基于对数编码潜在对齐的HDR视频生成
HDR Video Generation via Latent Alignment with Logarithmic Encoding
April 13, 2026
作者: Naomi Ken Korem, Mohamed Oumoumad, Harel Cain, Matan Ben Yosef, Urska Jelercic, Ofir Bibi, Yaron Inger, Or Patashnik, Daniel Cohen-Or
cs.AI
摘要
高动态范围(HDR)影像能够丰富且真实地再现场景辐射度,但由于其与生成模型训练时所使用的有界感知压缩数据不匹配,仍对生成模型构成挑战。一种自然的解决方案是为HDR学习新的表征方式,但这会引入额外的复杂性和数据需求。本研究提出,通过利用预训练生成模型已捕获的强大视觉先验,可以实现更简化的HDR生成方法。我们发现,电影工业管线中广泛采用的对数编码方式可将HDR影像映射至与这些模型潜在空间自然契合的分布,从而通过轻量级微调直接实现适配而无需重新训练编码器。为恢复输入中不可直接观测的细节,我们进一步引入基于相机模拟退化的训练策略,促使模型从学习到的先验中推断缺失的高动态范围内容。结合这些洞见,我们使用经过最小化适配的预训练视频模型实现了高质量HDR视频生成,在多样化场景和复杂光照条件下均取得显著成果。
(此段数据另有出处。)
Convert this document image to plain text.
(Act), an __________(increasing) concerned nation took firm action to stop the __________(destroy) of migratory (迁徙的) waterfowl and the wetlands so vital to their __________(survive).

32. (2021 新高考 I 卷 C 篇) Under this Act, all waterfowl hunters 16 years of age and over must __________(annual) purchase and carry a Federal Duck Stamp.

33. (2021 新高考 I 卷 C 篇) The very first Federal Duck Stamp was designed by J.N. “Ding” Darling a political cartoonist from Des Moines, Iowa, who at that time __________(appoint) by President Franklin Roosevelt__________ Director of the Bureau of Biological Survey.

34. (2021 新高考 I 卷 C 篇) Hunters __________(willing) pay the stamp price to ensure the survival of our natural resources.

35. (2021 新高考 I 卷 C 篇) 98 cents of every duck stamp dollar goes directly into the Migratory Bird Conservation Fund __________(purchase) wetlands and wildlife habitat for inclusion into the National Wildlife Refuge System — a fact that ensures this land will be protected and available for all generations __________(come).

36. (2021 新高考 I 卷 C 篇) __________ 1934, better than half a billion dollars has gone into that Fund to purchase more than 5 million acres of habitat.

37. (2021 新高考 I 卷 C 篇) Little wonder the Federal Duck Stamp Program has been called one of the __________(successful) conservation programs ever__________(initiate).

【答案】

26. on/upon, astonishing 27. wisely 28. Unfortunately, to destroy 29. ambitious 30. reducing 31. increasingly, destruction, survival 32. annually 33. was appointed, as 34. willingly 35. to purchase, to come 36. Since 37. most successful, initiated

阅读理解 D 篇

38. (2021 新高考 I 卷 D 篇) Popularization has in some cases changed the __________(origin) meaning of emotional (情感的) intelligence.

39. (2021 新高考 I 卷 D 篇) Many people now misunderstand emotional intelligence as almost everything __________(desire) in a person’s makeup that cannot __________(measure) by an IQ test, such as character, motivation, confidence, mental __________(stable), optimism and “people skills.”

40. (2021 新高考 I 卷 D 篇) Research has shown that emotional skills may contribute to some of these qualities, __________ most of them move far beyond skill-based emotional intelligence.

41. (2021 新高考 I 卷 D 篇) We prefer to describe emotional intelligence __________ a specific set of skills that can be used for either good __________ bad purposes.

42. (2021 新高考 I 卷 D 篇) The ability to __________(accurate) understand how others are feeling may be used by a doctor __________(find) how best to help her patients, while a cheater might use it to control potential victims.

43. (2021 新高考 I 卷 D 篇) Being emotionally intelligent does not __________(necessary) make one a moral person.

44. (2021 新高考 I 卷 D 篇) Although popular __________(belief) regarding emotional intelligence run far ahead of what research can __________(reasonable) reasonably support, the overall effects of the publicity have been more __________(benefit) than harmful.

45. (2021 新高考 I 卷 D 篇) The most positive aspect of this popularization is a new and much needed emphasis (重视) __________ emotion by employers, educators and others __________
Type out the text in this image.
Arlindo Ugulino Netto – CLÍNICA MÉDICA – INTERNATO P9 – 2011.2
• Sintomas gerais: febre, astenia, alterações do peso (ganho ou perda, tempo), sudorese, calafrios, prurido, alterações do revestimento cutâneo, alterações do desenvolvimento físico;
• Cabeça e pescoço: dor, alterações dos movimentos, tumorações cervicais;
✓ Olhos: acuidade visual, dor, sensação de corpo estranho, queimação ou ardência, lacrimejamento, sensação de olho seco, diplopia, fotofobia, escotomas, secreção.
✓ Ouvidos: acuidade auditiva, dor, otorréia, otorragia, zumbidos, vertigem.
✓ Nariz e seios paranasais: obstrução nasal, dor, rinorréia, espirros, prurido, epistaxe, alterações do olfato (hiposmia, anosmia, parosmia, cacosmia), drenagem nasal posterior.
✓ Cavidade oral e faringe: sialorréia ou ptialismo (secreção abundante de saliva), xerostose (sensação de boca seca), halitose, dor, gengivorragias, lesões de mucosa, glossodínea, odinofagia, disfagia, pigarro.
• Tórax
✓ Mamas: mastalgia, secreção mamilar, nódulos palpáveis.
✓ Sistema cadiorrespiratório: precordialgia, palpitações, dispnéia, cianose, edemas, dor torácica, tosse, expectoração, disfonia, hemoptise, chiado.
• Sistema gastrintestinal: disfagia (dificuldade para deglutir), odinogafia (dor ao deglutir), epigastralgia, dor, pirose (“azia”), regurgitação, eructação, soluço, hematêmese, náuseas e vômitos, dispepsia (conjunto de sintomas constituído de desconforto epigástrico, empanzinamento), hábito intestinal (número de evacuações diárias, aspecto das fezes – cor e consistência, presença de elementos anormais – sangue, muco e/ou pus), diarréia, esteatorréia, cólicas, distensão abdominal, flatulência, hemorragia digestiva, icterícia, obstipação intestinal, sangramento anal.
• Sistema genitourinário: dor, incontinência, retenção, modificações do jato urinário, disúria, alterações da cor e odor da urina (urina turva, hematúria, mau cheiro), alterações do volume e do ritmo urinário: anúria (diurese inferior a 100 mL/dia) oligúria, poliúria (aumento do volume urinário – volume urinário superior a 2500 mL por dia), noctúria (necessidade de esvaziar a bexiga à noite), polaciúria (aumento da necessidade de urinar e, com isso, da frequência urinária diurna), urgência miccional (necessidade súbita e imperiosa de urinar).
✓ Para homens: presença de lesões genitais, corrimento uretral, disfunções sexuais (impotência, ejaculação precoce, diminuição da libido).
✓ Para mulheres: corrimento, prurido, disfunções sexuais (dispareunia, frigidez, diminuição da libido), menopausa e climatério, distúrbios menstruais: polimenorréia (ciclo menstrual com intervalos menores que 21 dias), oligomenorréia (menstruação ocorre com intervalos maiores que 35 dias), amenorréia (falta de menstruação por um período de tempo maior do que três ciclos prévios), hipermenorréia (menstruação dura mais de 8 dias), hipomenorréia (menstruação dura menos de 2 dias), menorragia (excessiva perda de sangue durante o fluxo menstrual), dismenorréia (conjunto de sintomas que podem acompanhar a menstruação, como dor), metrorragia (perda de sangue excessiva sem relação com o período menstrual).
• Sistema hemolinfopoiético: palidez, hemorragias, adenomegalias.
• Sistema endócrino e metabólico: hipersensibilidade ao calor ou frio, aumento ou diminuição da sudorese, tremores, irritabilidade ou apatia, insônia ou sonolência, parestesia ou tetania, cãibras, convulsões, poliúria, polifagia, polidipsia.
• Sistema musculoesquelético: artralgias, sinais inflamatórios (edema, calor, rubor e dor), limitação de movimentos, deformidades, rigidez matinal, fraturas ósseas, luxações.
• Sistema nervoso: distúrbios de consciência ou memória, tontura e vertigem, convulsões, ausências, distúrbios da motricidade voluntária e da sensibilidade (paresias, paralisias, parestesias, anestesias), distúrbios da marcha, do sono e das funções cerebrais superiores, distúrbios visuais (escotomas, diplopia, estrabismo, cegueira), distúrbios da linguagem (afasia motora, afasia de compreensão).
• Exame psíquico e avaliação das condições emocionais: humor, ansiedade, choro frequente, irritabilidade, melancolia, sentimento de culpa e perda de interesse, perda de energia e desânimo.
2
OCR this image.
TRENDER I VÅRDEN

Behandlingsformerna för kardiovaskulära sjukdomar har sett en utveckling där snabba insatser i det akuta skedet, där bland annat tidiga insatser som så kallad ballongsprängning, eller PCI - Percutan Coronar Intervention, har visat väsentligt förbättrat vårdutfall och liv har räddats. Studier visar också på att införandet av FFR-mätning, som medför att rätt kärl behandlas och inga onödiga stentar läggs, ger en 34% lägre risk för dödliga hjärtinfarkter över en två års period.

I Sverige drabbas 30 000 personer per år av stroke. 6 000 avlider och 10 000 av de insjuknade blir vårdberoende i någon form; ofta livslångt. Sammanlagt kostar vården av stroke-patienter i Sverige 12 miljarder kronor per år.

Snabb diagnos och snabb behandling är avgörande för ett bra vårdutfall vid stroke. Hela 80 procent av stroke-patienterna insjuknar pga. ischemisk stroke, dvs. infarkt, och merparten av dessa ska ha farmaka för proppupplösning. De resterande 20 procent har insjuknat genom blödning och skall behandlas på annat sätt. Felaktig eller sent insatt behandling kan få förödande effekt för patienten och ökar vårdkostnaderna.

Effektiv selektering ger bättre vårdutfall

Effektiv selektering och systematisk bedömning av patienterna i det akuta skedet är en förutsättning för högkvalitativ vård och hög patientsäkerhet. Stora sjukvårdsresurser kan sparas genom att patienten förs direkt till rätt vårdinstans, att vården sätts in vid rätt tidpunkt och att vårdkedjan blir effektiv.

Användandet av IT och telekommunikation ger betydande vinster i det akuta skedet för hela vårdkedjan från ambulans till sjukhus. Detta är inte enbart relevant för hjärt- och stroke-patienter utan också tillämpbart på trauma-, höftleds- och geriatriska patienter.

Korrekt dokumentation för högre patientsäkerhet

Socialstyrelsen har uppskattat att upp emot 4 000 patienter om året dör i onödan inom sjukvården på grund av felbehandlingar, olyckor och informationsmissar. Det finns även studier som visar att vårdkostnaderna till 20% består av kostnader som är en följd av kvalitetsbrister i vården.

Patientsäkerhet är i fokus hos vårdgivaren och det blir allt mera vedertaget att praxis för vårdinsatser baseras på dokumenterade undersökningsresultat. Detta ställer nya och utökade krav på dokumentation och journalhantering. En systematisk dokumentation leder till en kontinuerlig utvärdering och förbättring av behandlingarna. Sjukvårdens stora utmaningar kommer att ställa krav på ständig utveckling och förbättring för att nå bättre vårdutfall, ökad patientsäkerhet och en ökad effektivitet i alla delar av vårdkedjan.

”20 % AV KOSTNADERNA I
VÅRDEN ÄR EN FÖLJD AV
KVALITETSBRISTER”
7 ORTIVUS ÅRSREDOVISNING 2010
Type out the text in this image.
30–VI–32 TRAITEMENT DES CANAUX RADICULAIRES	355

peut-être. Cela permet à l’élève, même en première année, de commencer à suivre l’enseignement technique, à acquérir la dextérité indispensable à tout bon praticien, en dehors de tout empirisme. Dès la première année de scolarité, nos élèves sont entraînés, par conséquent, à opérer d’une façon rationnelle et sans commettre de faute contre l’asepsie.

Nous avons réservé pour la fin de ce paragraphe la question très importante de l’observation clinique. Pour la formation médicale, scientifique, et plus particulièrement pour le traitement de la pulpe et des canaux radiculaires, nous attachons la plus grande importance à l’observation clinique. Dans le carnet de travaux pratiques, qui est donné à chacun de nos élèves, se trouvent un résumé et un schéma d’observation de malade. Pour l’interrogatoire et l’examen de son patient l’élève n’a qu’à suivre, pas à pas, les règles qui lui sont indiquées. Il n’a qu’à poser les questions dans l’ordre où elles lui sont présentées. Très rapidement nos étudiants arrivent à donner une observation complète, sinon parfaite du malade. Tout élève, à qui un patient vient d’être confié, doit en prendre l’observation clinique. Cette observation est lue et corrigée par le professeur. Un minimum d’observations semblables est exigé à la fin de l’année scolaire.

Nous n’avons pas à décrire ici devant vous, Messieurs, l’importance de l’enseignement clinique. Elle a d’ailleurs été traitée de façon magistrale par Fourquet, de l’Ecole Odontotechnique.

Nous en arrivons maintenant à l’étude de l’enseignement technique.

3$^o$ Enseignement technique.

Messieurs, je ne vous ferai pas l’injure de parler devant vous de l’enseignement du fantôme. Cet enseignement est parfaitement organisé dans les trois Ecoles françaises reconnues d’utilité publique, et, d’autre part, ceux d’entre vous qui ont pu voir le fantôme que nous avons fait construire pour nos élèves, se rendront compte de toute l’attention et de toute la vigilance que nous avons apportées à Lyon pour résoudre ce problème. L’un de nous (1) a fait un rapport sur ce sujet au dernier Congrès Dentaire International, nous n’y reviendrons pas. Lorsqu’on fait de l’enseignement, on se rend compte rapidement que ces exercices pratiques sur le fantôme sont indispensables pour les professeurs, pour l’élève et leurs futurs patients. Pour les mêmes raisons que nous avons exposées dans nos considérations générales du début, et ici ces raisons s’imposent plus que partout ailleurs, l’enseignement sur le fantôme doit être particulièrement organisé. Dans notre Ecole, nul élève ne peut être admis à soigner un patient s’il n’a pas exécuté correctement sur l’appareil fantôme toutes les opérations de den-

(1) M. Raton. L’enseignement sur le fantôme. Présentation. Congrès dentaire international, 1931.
我们的研究表明,尽管HDR代表着完全不同的成像机制,只要选择与其学习先验相契合的表征方式,无需重新设计生成模型也能有效处理HDR内容。
English
High dynamic range (HDR) imagery offers a rich and faithful representation of scene radiance, but remains challenging for generative models due to its mismatch with the bounded, perceptually compressed data on which these models are trained. A natural solution is to learn new representations for HDR, which introduces additional complexity and data requirements. In this work, we show that HDR generation can be achieved in a much simpler way by leveraging the strong visual priors already captured by pretrained generative models. We observe that a logarithmic encoding widely used in cinematic pipelines maps HDR imagery into a distribution that is naturally aligned with the latent space of these models, enabling direct adaptation via lightweight fine-tuning without retraining an encoder. To recover details that are not directly observable in the input, we further introduce a training strategy based on camera-mimicking degradations that encourages the model to infer missing high dynamic range content from its learned priors. Combining these insights, we demonstrate high-quality HDR video generation using a pretrained video model with minimal adaptation, achieving strong results across diverse scenes and challenging lighting conditions. Our results indicate that HDR, despite representing a fundamentally different image formation regime, can be handled effectively without redesigning generative models, provided that the representation is chosen to align with their learned priors.